Apple is an interesting, ongoing example. For years, Steve Job’s tech giant was able to crank out new products and features on such a consistent schedule that hype became built into their conferences and announcements. If the story ended there, then Apple would be a perfect example of hype done right: high audience expectations met with consistent and increasingly growing value.
But following recent years of delayed product launches, slowing product innovation, and lackluster community support, even the most die-hard Apple fans have begun to turn on the iconic brand. With such a long history of good will with their sizable customer base, it will be interesting to see if Apple sees the writing on the wall and makes a change: either to step up their product side to meet expectations or by dialing back their marketing a bit to relieve the weight of expectation on their next launches. Without doing either of these, we’ll likely see further erosion of Apple’s brand trust.
The other source of over-hype is customer-centric, and occurs when your audience begins to set expectations for your product that you haven’t set yourself. This is often due to unclear marketing and/or a lack of community engagement on your brand side.
We got to see a perfect case study in how this works in conjunction with brand over-promising with the product launch of No Man’s Sky, a video game that went quickly from blockbusting excitement to community vitriol. Key in this downfall was unchecked community excitement, with thousands of posts across communities like Reddit speculating on features and promises that seemed to be suggested by the game’s marketing. In situations like this, marketers need to not only make their marketing accurate but also listen to communities where speculation might foster product expectations your brand isn’t prepared to meet.
Image attribution: Craig Dennis
Given our over/under hype scale, your brand’s sweet spot is going to land at whatever place in between allows your brand to set truthful expectations, stay engaged with community excitement and interaction, and then deliver consistently on these built expectations. This can be hard, because product features and positioning often shift during development that happens alongside marketing campaigns.

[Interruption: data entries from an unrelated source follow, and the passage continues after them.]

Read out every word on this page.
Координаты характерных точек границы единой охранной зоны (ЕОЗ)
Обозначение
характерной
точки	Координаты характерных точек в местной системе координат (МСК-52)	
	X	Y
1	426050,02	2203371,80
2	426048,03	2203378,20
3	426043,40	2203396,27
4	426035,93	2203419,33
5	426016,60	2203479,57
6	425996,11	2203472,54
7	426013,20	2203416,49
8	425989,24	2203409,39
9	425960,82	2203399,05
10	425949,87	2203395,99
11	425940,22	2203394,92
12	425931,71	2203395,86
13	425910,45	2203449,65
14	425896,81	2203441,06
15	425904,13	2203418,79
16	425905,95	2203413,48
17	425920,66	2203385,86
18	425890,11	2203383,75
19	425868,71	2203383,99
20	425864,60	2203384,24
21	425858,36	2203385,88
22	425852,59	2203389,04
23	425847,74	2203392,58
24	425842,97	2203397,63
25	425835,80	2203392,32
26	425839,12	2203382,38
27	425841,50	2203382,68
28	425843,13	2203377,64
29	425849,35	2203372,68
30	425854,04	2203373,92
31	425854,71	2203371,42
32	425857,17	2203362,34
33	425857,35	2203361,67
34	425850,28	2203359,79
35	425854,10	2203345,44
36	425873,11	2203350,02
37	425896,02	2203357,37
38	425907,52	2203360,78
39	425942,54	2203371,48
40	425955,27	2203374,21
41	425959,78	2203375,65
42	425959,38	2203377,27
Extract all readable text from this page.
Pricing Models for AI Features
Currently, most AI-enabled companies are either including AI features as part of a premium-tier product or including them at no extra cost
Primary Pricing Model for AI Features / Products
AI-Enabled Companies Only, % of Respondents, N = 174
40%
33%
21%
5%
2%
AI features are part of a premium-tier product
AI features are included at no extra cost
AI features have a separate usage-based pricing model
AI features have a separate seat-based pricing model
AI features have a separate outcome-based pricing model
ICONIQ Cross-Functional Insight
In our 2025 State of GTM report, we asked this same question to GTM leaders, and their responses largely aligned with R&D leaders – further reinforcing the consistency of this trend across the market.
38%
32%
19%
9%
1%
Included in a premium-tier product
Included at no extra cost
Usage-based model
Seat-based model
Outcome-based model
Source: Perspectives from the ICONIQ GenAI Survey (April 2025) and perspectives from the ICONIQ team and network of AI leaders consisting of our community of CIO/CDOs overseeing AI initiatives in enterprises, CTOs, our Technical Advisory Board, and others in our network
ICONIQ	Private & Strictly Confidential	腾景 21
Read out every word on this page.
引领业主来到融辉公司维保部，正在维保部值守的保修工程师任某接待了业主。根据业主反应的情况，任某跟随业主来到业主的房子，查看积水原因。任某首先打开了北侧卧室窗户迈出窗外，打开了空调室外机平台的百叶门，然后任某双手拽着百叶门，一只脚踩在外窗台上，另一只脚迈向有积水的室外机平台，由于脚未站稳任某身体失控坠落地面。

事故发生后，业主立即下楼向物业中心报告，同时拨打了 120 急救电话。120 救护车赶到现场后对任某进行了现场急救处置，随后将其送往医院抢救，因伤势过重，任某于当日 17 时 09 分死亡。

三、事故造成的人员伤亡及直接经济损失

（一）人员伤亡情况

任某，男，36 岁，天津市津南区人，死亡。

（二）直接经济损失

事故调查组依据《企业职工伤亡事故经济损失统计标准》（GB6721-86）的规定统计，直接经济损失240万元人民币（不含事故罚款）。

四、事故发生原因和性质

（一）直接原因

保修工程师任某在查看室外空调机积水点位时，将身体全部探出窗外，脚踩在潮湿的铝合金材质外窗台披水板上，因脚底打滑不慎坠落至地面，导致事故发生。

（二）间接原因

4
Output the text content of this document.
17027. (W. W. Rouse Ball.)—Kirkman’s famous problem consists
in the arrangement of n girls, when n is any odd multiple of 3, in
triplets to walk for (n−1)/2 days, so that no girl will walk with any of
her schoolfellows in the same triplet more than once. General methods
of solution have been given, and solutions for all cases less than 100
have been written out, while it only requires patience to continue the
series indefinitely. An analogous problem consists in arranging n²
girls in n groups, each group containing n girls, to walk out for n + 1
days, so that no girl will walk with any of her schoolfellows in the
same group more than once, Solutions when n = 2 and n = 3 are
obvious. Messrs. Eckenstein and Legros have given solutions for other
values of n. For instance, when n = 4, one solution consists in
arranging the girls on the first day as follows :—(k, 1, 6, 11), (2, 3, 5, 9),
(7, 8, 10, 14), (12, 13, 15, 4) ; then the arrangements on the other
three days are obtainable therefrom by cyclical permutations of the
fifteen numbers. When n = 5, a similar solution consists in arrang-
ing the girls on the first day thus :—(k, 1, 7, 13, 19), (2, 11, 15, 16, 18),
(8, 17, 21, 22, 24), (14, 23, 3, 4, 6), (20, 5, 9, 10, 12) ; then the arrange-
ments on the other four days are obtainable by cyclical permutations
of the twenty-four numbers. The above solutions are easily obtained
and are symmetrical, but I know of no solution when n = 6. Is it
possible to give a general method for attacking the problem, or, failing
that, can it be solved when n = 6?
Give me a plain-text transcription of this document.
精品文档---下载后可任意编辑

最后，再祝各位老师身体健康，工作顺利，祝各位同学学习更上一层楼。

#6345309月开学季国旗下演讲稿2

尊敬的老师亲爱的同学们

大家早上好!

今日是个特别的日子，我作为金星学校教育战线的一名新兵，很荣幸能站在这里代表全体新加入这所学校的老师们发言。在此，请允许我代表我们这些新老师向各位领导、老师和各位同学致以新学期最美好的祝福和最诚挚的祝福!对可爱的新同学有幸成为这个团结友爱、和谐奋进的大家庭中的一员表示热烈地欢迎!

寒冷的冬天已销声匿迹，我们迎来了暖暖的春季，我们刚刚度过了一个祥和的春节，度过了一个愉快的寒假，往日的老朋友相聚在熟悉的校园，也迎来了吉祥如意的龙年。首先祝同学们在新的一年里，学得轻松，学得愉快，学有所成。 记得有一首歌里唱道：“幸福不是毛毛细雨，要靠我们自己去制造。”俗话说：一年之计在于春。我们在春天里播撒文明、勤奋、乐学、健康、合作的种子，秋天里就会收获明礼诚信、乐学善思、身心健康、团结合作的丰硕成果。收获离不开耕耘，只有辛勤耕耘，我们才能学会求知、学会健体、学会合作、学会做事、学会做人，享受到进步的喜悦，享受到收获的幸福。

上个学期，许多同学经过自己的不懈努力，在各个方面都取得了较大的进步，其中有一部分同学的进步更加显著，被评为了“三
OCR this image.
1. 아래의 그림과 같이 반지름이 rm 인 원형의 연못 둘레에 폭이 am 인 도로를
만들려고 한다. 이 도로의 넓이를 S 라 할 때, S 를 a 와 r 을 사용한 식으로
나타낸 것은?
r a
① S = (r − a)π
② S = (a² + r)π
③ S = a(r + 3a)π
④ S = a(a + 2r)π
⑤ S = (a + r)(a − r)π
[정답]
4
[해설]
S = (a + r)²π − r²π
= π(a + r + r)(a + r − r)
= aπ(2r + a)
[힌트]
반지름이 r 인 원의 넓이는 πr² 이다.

But this is where content marketers are able to excel while product marketers sometimes have trouble. By putting some focus on the experience of using your brand’s product and by putting your product’s reasonable promises into the context of a story that your audience can connect to, content marketers can create a load of authentic hype that doesn’t rest solely on increasing promises. Good hype isn’t about under-promising and over-delivering. It’s about making only the promises you can keep, connecting them in a personable way with the experiences of your audience, and then delivering on them consistently over time.